Weeks before the TV series ‘Holocaust’ premiered in Western Germany exactly 40 years ago, in January of 1979, a big discussion started. Critics said explaining the Holocaust on the basis of the fictional story of a family was a trivialization of history.
Then the critics fell silent, since the airing of the four episodes had an effect, some 34 years after Nazi Germany’s unconditional surrender. Twenty million Germans, a third of the Federal Republic’s population, followed ‘Holocaust’ with Meryl Streep, James Woods and many other would-be stars.
Back then the Germans mostly suppressed its memories of the Nazi times and the Holocaust, during which millions of Jews and hundreds of thousands of Gypsies and homosexuals were murdered. The TV series had made the German people “collide with its past”, WDR television, a division of the nationwide ARD network, said.

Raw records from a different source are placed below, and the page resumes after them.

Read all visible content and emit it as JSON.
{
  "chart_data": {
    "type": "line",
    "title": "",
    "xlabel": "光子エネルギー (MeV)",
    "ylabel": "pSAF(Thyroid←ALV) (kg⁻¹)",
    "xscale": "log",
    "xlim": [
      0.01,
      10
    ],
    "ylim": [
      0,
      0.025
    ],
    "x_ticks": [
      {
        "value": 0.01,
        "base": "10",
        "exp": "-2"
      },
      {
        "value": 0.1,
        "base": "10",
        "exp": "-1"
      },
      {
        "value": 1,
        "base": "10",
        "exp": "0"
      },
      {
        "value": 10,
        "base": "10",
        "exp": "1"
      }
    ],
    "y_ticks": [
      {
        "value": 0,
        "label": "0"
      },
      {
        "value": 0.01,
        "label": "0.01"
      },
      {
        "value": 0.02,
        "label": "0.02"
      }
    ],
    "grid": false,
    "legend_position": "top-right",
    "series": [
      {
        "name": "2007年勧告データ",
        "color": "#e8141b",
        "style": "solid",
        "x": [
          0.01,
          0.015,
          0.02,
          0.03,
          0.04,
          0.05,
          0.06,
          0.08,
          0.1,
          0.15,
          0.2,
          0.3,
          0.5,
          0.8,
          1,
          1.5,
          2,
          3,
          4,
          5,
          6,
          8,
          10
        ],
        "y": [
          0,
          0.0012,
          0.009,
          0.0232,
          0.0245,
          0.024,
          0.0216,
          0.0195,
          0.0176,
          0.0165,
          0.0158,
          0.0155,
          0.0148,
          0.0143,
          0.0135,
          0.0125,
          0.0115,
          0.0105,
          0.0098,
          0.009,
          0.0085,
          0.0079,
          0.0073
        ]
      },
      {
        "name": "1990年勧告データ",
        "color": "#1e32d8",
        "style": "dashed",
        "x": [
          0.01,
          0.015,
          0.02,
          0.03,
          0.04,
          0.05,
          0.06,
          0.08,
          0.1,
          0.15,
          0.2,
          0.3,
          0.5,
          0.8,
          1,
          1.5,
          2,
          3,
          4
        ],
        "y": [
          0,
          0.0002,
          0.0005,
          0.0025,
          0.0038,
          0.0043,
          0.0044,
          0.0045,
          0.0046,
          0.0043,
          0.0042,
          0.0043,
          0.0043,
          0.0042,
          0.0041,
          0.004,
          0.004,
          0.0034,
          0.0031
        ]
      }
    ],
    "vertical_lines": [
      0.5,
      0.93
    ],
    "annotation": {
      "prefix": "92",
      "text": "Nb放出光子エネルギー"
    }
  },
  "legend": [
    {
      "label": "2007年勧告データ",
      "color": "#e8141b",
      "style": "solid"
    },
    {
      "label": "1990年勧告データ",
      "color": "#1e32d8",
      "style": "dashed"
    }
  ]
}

‘Holocaust’ is the story of Karl Weiss, a German Jew (James Woods), and the non-Jewish Inga Helms (Meryl Streep) who get married in 1935. A few years later, most family members are being deported to concentration camps. Some become part of a resistance group.
One member witnesses the massacre of Babi Yar, in which the Nazis murdered more than 33,000 Jews in September of 1941, while other parts of the family live in the Warsaw Ghetto before being deported. In the end, almost the entire family dies in Auschwitz and other death camps.
‘Holocaust’ also portrays Nazis responsible for the murders. One of them is a jobless, frustrated individual who becomes one of the main organizers of the murders committed in Auschwitz.
Once the series had been aired by the ARD’s regional TV channels all over the Federal Republic of Germany, the entire country started discussing its past. More than 20,000 Germans even called those TV channels on the phone in order to talk about their terrible memories of the darkest times in history. Some of them admitted they had been part of terrible war crimes.
The message conveyed by ‘Holocaust’: It can happen again, anywhere and anytime. Now those responsible for the rerun on the three regional TV channels NDR, WDR and SWR are hoping for the kind of effect the premiere had, in these times in which antisemitism in Germany is on the rise again.
Physical and verbal violence against Jews is an almost daily occurrence in Germany today. In certain regions, such as around the western German city of Dortmund, but especially in Saxony and elsewhere in the eastern part, thousands of Nazis, mostly young, frustrated men, spread antisemitic and other kinds of racist propaganda. They stage concerts and protests. At times they attack asylum seekers and Jews.
At the same time, the radical right, a party called ‘Alternative für Deutschland’ (AfD) is now part of the Berlin Bundestag and all 16 state parliaments. Several of its prominent members have said outrageous things about the country’s Nazi past and the way today’s Germany is trying to preserve the memory of those murdered.
The MDR, the ARD’s division in eastern Germany, will not air the ‘Holocaust’ series in the Nazi stronghold Saxony, but residents can still view it via channels from other provinces.
Jörg Schönenborn, the WDR’s TV director said he himself had seen the series at school in 1979, when he had been a teenager. “It was harrowing, I will never forget”, he stated. The series “brought the Holocaust into the collective awareness” of the Germans.
The WDR will air the first episode tonight, on January 7th, 2019, at 10:00 p.m.. The same applies to the NDR, while the SWR in southern Germany scheduled the first episode on January 9th at 10:00 p.m..
When this article was published, ‘Holocaust’ was available on Youtube.